A total of 225 patients (49.7% female) with a median age of 61 (IQR 54-70) years and a median BMI of 28.3 (IQR 25.1-33.1) kg/m2 were included. After adjustment for age, sex, BMI, and the cumulative lumbar Pfirrmann grade, only multifidus muscle fCSA (estimate -4.69, 95% CI -6.91 to -2.46; p < 0.001) and FI (estimate 0.64, 95% CI 0.33-0.94; p < 0.001) were independently predicted by the total FJOA score. A similar relation was seen with individual Weishaupt grades of each lumbar level after controlling for age, sex, BMI, and the Pfirrmann grade of the corresponding level.
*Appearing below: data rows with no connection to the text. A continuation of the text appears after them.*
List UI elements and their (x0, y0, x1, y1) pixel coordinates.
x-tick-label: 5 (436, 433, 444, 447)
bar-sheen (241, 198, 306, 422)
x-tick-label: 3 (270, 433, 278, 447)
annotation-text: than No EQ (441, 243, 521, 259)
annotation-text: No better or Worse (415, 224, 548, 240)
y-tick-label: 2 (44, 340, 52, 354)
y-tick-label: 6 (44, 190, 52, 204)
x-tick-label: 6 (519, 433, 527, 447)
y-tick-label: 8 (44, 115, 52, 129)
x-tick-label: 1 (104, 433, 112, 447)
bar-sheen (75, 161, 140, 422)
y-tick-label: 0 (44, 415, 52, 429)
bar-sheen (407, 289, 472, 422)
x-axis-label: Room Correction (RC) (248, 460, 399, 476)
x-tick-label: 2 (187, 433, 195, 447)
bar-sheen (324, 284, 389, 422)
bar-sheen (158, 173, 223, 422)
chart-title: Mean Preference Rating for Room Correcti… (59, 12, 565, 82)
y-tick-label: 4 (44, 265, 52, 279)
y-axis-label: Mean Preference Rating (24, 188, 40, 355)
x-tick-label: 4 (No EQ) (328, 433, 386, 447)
Atrophy of the multifidus muscle is significantly associated with FJOA in the lumbar spine. The absence of such correlation for the erector spinae and psoas muscles highlights the unique link between multifidus muscle quality and the degeneration of the spinal motion segment. Further research is necessary to establish the causal link and the clinical implications of these findings.
腰旁肌在腰椎稳定中起着重要作用。腰椎旁肌萎缩与慢性腰痛和脊柱运动节段的退行性过程有关。然而,不同腰旁肌群与小关节骨关节炎(FJOA)之间的关系尚未得到充分探索。
在这项横断面研究中,作者分析了 2014 年 12 月至 2023 年 3 月期间因退行性脊柱疾病接受腰椎脊柱手术的成年患者,这些患者术前均有 MRI 和 CT 扫描。根据既定研究,在 L4 上终板水平的轴向 T2 加权 MR 图像上评估腰大肌、竖脊肌和多裂肌的脂肪浸润(FI)和功能横截面积(fCSA),并使用定制软件进行计算。使用 Pfirrmann 分级系统评估每个腰椎水平的椎间盘退变程度。将每个水平的等级相加报告累积腰椎 Pfirrmann 等级。在术前 CT 扫描上使用 Weishaupt 分类(0-3)评估所有腰椎水平(L1 至 S1)的 FJOA。通过在所有 5 个水平上相加两侧的 Weishaupt 等级来确定总腰椎 FJOA 评分。进行相关性和线性回归分析以评估 FJOA 与腰旁肌参数之间的关系。
共纳入 225 名患者(49.7%为女性),中位年龄为 61(IQR 54-70)岁,中位 BMI 为 28.3(IQR 25.1-33.1)kg/m2。在校正年龄、性别、BMI 和累积腰椎 Pfirrmann 分级后,只有多裂肌 fCSA(估计值-4.69,95%CI-6.91 至-2.46;p<0.001)和 FI(估计值 0.64,95%CI0.33-0.94;p<0.001)与总 FJOA 评分独立相关。在控制相应水平的 Pfirrmann 分级后,对每个腰椎水平的单独 Weishaupt 分级也观察到类似的关系。
多裂肌萎缩与腰椎 FJOA 显著相关。竖脊肌和腰大肌无这种相关性,这突出了多裂肌质量与脊柱运动节段退变之间的独特联系。需要进一步研究以确定这些发现的因果关系及其临床意义。